On Thursday, the Indian rupee edged higher, influenced by expectations of a U.S. Federal Reserve rate cut. Analysts anticipate this factor to contribute to a potential rally in the currency in 2024.

As of 11:10 a.m. IST, the rupee quoted at 83.2650 against the U.S. dollar, a slight increase from Wednesday’s 83.3450. The boost was attributed to the dollar index’s decline to 101.76 and an uptick in Asian currencies.

Despite a 0.7% year-to-date decline, marking a sixth consecutive annual dip, some analysts foresee a turnaround in 2024. Capital Economics expressed optimism, stating that the anticipated more aggressive U.S. Fed rate cuts next year could lead to rupee strengthening against the dollar. They project a climb to 78 against the dollar by the end of 2024.

The market currently reflects expectations of approximately six Fed rate cuts in 2024, driven by slowing inflation and growth. In contrast, the central bank has forecasted only three cuts. Analysts emphasize that the performance of the rupee and other emerging market currencies in 2024 will depend significantly on the trajectory of the Fed’s easing cycle compared to market expectations.

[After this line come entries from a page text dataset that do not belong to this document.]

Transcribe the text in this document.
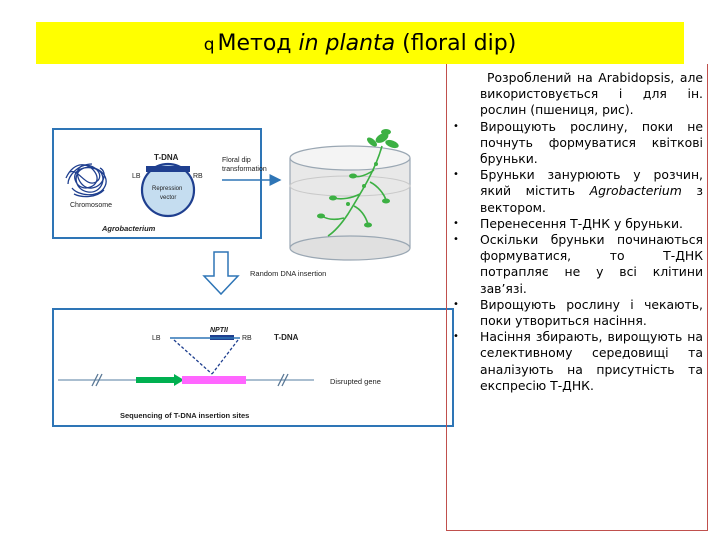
q Метод in planta (floral dip)
Chromosome
T-DNA
LB	RB
Repression
vector
Agrobacterium
Floral dip
transformation
Random DNA insertion
NPTII
LB	RB	T-DNA
Disrupted gene
Sequencing of T-DNA insertion sites
Розроблений на Arabidopsis, але використовується і для ін. рослин (пшениця, рис).
• Вирощують рослину, поки не почнуть формуватися квіткові бруньки.
• Бруньки занурюють у розчин, який містить Agrobacterium з вектором.
• Перенесення Т-ДНК у бруньки.
• Оскільки бруньки починаються формуватися, то Т-ДНК потрапляє не у всі клітини зав’язі.
• Вирощують рослину і чекають, поки утвориться насіння.
• Насіння збирають, вирощують на селективному середовищі та аналізують на присутність та експресію Т-ДНК.
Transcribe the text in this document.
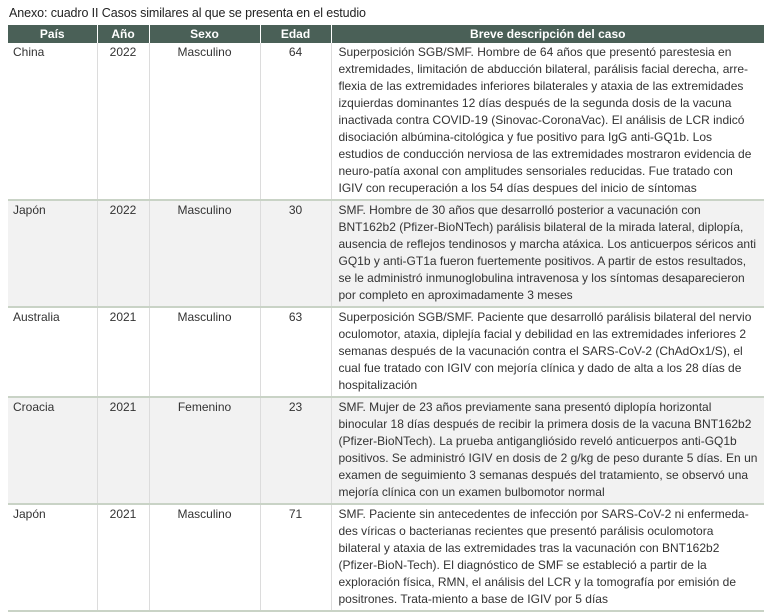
Anexo: cuadro II Casos similares al que se presenta en el estudio
País	Año	Sexo	Edad	Breve descripción del caso

China	2022	Masculino	64	Superposición SGB/SMF. Hombre de 64 años que presentó parestesia en extremidades, limitación de abducción bilateral, parálisis facial derecha, arre-flexia de las extremidades inferiores bilaterales y ataxia de las extremidades izquierdas dominantes 12 días después de la segunda dosis de la vacuna inactivada contra COVID-19 (Sinovac-CoronaVac). El análisis de LCR indicó disociación albúmina-citológica y fue positivo para IgG anti-GQ1b. Los estudios de conducción nerviosa de las extremidades mostraron evidencia de neuro-patía axonal con amplitudes sensoriales reducidas. Fue tratado con IGIV con recuperación a los 54 días despues del inicio de síntomas

Japón	2022	Masculino	30	SMF. Hombre de 30 años que desarrolló posterior a vacunación con BNT162b2 (Pfizer-BioNTech) parálisis bilateral de la mirada lateral, diplopía, ausencia de reflejos tendinosos y marcha atáxica. Los anticuerpos séricos anti GQ1b y anti-GT1a fueron fuertemente positivos. A partir de estos resultados, se le administró inmunoglobulina intravenosa y los síntomas desaparecieron por completo en aproximadamente 3 meses

Australia	2021	Masculino	63	Superposición SGB/SMF. Paciente que desarrolló parálisis bilateral del nervio oculomotor, ataxia, diplejía facial y debilidad en las extremidades inferiores 2 semanas después de la vacunación contra el SARS-CoV-2 (ChAdOx1/S), el cual fue tratado con IGIV con mejoría clínica y dado de alta a los 28 días de hospitalización

Croacia	2021	Femenino	23	SMF. Mujer de 23 años previamente sana presentó diplopía horizontal binocular 18 días después de recibir la primera dosis de la vacuna BNT162b2 (Pfizer-BioNTech). La prueba antigangliósido reveló anticuerpos anti-GQ1b positivos. Se administró IGIV en dosis de 2 g/kg de peso durante 5 días. En un examen de seguimiento 3 semanas después del tratamiento, se observó una mejoría clínica con un examen bulbomotor normal

Japón	2021	Masculino	71	SMF. Paciente sin antecedentes de infección por SARS-CoV-2 ni enfermeda-des víricas o bacterianas recientes que presentó parálisis oculomotora bilateral y ataxia de las extremidades tras la vacunación con BNT162b2 (Pfizer-BioN-Tech). El diagnóstico de SMF se estableció a partir de la exploración física, RMN, el análisis del LCR y la tomografía por emisión de positrones. Trata-miento a base de IGIV por 5 días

According to an analyst from a private sector bank, the rupee has not yet mirrored the dollar’s decline based on the current Fed outlook, but this dynamic could change in 2024. While he did not specify a target, he suggested a minimum of 2% to 3% appreciation could be on the horizon.

The outlook hinges on the evolving narrative of the Fed’s policies, with potential implications for the rupee’s performance in the coming year. As the global economic landscape continues to shift, the rupee’s trajectory remains subject to various external factors, particularly the Fed’s stance on interest rates and its impact on currency markets.